Very large ST elevation (commonly cited thresholds such as >5 mm in the relevant territory, depending on the source summary)
Non-concave ST morphology where that pattern was part of exclusion logic in the derivation context
Reciprocal ST depression or other territorial changes that make infarction clinically obvious
Terminal QRS distortion in V2 or V3 suggesting acute injury beyond subtle concordant ST change alone
Q waves or widespread T-wave inversion across V2–V6 suggesting established injury patterns incompatible with the “subtle vs benign early repolarization” question

If any of these patterns are present, management should follow ACS and STEMI pathways rather than deferral based on a formula output.
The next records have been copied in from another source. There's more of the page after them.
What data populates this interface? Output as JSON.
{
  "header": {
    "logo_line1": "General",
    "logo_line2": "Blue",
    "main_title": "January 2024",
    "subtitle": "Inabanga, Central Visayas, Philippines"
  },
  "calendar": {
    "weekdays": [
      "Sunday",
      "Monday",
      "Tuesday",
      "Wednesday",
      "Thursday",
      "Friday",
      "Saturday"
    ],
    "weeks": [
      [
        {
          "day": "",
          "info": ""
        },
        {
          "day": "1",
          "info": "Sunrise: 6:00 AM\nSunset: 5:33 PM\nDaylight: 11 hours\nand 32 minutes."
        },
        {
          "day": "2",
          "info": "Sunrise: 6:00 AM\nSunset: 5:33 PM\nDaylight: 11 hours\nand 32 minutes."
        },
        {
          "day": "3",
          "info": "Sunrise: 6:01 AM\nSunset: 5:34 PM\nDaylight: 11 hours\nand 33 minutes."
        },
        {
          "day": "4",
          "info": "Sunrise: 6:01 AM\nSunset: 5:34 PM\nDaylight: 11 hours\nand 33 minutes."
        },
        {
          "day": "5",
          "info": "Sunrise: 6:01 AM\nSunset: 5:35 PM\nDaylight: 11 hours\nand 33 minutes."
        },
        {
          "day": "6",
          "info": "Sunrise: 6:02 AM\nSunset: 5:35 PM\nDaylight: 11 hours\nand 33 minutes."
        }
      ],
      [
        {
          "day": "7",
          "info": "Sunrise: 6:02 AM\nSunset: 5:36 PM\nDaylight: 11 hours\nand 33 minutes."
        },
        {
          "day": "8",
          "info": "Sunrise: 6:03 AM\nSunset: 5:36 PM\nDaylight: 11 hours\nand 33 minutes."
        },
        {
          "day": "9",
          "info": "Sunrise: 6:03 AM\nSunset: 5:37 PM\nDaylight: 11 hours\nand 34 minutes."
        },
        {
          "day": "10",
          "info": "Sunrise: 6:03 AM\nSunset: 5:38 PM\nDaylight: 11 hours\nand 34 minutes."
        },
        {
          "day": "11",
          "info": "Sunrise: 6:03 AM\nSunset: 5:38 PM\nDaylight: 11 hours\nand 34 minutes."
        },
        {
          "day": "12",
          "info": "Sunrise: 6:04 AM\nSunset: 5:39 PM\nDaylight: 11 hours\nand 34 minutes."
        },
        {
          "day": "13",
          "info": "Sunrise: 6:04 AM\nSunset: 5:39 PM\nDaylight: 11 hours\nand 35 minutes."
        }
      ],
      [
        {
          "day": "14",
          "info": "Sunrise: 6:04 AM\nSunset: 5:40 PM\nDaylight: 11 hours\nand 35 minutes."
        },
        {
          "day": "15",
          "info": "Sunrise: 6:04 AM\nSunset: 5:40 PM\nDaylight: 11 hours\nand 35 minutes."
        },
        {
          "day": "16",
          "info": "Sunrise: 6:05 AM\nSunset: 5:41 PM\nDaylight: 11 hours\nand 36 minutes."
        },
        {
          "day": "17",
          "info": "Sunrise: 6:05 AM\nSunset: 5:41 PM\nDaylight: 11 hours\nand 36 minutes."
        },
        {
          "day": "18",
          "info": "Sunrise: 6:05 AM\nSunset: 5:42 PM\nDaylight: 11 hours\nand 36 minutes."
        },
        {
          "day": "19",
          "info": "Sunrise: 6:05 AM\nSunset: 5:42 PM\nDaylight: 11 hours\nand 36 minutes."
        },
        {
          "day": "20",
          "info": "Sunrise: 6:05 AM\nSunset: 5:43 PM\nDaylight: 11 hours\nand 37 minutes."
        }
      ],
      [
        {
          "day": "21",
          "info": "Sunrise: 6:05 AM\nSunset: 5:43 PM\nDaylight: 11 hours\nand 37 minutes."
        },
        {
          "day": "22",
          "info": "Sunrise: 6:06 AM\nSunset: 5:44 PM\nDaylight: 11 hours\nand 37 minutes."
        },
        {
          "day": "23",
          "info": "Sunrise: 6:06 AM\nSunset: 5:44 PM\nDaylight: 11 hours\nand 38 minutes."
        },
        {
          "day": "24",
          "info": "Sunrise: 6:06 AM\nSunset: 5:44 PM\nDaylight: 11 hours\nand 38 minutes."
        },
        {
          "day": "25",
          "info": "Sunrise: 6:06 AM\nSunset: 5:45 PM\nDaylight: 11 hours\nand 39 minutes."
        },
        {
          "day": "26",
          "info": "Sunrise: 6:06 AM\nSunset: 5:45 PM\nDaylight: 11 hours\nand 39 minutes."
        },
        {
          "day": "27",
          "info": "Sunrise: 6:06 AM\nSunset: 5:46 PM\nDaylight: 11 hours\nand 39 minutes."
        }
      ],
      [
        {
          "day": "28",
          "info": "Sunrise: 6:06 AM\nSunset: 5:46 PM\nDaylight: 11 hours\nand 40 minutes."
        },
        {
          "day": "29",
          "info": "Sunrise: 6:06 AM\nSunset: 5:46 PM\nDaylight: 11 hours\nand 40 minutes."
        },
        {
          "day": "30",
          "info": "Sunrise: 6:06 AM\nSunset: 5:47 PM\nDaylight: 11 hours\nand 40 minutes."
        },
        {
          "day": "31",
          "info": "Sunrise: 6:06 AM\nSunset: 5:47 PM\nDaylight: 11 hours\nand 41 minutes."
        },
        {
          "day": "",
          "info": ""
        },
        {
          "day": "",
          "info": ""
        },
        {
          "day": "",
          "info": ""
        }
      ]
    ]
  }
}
How to use the score responsibly in real care

Practical integration usually includes:

Serial ECGs at short intervals when symptoms or risk factors remain concerning, because ST vectors and QRS–ST relationships evolve during occlusion.
High-sensitivity troponin protocols interpreted in clinical context, recognizing that ultra-early presentations may precede detectable rises.
Comparison to prior tracings when available; new or changed anterior ST morphology matters even when absolute millimeters appear small.
Coronary anatomy considerations: the model targets the subtle anterior occlusion versus benign precordial repolarization distinction; it is not a universal rule for all territories or all mimics.

Institutional policies for cath lab activation, transfer, and fibrinolysis should supersede any calculator output.

Limitations every user should internalize

Measurement noise: small differences in QTc, baseline selection, or post-J timing change the score.
Population shift: performance changes with sex, age, LV hypertrophy, conduction disease, pericarditis, hyperkalemia, pacing, and post–PCI baseline ECGs.
Vendor differences: automated QTc and ST algorithms differ; cross-hospital comparisons of raw scores may be inconsistent.
Ethical and medicolegal framing: this page and the associated calculator are educational and do not establish a standard of care.

Disclaimer

The Subtle Anterior STEMI Calculator (4-Variable) on CalcMD is provided for education and clinical reasoning support only. It does not diagnose myocardial infarction, does not replace bedside assessment, and must not delay indicated emergency treatments or guideline-directed reperfusion when STEMI criteria are met or clinical suspicion remains high.